Mill rightfully claims that "to refuse a hearing of an opinion, because they are sure it is false, is to assume that their certainty is the same thing as absolute certainty. All silencing of discussion is an assumption of infallibility."

Much of the claims made by populists and progressives are based on narratives and not on concrete empirical data, therefore, most of the claims cannot be deemed absolute truths.


If Mill were alive today, he would rightfully postulate that political animals in political discourse have a societal and individual duty to form the truest opinions they can; to form them carefully, and never impose them upon others unless they are quite sure of being right.

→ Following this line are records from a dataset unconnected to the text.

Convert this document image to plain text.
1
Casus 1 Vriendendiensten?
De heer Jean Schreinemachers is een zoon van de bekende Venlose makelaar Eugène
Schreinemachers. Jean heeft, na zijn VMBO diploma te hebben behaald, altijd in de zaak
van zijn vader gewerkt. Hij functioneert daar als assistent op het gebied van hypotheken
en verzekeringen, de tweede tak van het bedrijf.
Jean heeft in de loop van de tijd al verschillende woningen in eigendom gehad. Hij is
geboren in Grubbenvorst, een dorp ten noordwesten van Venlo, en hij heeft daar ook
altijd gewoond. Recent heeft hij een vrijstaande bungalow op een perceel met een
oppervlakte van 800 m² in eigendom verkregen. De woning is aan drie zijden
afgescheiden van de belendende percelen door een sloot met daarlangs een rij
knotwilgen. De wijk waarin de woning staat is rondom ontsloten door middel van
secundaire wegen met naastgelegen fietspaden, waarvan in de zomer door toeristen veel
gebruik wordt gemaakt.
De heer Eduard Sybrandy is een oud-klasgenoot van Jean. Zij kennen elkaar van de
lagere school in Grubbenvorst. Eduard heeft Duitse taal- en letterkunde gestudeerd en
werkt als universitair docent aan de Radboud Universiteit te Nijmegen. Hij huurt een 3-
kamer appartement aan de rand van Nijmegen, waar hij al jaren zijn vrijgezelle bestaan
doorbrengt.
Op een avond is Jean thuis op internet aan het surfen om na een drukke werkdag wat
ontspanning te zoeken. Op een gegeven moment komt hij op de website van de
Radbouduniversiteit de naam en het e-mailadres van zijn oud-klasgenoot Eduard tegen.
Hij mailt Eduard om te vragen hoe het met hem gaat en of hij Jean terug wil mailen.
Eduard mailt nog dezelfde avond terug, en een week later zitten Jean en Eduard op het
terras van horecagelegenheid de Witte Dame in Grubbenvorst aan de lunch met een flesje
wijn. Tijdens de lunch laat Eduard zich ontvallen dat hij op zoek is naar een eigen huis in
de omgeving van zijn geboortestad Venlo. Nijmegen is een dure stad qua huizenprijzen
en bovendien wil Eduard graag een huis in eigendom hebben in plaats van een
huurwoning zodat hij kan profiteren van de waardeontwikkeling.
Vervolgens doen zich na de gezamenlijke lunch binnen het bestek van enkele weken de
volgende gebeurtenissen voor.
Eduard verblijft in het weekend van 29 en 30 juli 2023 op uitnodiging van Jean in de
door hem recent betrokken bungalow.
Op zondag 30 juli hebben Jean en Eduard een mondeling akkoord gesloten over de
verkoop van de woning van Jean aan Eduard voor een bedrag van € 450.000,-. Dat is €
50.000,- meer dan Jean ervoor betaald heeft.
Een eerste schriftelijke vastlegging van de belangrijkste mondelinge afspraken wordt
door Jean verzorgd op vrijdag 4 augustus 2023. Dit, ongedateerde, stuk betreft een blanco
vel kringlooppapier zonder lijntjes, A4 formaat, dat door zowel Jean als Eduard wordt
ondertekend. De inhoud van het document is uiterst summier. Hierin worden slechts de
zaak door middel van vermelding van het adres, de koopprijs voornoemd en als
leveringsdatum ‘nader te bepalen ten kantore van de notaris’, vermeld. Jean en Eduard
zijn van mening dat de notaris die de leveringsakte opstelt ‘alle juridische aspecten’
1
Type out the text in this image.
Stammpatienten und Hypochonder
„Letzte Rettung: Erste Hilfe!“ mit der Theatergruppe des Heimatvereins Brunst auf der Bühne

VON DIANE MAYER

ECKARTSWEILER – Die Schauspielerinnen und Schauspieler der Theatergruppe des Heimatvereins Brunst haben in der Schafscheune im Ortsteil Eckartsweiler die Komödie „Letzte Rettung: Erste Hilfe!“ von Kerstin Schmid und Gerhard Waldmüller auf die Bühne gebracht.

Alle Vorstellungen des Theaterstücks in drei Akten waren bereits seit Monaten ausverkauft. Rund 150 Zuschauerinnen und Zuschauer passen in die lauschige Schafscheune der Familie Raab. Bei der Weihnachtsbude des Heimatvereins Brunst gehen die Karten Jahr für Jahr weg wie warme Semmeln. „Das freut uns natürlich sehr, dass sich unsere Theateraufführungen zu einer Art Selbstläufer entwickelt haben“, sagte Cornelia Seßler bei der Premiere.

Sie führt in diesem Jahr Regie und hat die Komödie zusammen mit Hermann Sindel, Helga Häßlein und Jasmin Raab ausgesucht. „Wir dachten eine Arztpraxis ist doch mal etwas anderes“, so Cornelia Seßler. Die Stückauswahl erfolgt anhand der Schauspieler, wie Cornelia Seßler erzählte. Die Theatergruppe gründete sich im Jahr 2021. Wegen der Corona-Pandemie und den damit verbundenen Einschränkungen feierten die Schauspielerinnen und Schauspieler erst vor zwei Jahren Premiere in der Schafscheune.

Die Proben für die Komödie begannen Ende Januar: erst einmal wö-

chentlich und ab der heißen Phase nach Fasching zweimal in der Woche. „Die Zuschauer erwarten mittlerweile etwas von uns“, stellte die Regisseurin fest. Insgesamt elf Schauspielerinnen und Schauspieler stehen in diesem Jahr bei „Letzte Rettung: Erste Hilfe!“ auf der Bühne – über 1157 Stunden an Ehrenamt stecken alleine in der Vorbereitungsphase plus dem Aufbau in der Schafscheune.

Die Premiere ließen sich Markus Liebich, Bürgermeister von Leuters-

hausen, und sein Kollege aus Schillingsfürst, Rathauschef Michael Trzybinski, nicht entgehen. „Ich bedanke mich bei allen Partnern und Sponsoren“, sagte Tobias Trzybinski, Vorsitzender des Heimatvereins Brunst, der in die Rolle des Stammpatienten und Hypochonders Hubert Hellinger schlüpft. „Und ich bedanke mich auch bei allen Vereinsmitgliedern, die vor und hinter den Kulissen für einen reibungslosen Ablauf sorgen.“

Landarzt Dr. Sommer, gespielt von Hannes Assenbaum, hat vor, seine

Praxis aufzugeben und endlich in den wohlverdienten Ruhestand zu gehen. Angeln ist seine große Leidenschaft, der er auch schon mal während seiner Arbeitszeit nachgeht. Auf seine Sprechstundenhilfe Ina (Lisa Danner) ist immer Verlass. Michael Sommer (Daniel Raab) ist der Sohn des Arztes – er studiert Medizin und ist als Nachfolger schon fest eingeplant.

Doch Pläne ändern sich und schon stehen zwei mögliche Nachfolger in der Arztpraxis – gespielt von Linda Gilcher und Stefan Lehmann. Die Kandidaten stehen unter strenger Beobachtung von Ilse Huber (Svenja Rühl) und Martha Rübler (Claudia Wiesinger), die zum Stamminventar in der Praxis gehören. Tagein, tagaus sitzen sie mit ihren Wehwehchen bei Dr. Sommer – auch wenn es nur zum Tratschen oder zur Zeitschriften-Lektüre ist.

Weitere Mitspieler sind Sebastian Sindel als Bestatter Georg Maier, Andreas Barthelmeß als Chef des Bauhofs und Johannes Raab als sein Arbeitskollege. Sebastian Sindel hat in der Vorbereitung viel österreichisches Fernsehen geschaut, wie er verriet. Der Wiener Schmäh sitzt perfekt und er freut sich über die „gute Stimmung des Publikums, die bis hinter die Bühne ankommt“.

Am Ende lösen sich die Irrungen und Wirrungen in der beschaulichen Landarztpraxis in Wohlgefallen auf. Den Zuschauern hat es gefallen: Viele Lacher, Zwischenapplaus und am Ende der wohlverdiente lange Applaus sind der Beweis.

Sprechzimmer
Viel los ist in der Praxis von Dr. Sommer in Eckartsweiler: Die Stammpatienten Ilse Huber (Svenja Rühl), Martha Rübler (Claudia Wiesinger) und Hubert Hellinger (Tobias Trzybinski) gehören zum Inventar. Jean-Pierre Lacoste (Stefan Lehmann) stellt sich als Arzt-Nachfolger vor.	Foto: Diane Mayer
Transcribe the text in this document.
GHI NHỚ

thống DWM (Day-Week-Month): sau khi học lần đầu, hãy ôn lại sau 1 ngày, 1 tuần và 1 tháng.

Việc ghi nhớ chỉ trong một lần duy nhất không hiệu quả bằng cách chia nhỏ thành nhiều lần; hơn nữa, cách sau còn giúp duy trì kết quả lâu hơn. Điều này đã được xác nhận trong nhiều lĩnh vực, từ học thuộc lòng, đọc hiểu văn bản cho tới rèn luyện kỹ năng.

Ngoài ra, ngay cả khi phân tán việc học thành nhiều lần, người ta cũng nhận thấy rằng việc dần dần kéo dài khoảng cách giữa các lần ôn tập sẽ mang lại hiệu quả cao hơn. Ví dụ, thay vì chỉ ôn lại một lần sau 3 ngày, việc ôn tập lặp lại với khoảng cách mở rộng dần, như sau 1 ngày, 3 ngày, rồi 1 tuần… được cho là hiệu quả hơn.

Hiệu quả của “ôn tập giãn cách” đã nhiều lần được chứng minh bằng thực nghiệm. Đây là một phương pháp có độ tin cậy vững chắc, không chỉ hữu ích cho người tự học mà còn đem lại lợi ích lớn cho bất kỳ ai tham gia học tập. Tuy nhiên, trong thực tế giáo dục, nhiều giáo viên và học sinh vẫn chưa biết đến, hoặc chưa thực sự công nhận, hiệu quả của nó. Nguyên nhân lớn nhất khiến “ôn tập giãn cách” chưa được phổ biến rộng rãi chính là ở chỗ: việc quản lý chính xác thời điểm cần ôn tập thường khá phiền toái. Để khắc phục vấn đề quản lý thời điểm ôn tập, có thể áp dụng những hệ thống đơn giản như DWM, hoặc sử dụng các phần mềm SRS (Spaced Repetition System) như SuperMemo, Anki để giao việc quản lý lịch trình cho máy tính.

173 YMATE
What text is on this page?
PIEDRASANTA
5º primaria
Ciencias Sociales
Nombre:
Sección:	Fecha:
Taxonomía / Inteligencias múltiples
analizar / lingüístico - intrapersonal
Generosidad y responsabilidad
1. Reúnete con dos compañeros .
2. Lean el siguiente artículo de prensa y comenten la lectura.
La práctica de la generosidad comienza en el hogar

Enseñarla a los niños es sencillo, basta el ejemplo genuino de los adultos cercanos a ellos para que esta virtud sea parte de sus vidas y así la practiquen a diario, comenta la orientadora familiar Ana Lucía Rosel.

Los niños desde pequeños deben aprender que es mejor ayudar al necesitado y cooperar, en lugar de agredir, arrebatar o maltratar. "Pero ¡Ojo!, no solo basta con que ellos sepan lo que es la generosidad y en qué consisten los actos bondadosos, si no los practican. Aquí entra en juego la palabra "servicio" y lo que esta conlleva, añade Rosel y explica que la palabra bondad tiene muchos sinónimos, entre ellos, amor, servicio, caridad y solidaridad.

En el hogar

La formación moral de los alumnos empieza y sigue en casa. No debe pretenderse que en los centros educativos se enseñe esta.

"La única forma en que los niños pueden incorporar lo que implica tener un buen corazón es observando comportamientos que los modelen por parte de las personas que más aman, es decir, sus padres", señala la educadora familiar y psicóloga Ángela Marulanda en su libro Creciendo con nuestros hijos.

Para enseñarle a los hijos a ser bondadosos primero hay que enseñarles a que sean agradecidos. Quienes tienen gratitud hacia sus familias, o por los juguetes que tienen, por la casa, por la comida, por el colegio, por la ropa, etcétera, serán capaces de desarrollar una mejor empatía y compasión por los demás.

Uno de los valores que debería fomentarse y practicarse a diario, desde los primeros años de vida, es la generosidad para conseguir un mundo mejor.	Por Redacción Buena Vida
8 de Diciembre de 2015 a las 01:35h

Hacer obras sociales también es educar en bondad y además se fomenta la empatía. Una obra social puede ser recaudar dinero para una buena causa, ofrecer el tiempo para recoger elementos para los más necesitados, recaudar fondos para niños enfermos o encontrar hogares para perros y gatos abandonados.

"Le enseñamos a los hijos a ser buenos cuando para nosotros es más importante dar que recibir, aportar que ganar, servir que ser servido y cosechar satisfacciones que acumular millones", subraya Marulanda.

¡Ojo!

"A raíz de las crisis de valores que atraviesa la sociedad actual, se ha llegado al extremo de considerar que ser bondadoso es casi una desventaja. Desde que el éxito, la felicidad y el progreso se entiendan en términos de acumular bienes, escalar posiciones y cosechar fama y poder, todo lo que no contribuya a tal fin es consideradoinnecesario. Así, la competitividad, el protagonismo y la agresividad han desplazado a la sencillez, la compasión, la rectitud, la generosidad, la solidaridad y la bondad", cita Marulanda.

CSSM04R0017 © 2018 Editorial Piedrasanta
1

Not only this, but Mill also claims that the only way in which a human being can make some approach to knowing the whole of a subject is by hearing what can be said about it by persons of every variety of opinion.


In Mill's view, studying all modes in which a topic can be looked at by every character of mind leads to an intellectual bildungsroman. This is a principle that is contradicted with safe spaces and trigger warnings on left wing University campuses. This fundamental principle is also contradicted with political conservatives inability to embrace arguments from different cultural perspectives.

Mill rightfully evokes the example of Socrates — who was put to death by his countrymen, after a judicial conviction, for impiety and immorality. Socrates died for telling the truth, or at least attempting to attain it.
In our era of excessive ideological partisanship and post truth narratives, many academics are being put on the cross for trying to attain the truth. In the end, We must all know that we know nothing and let others speak.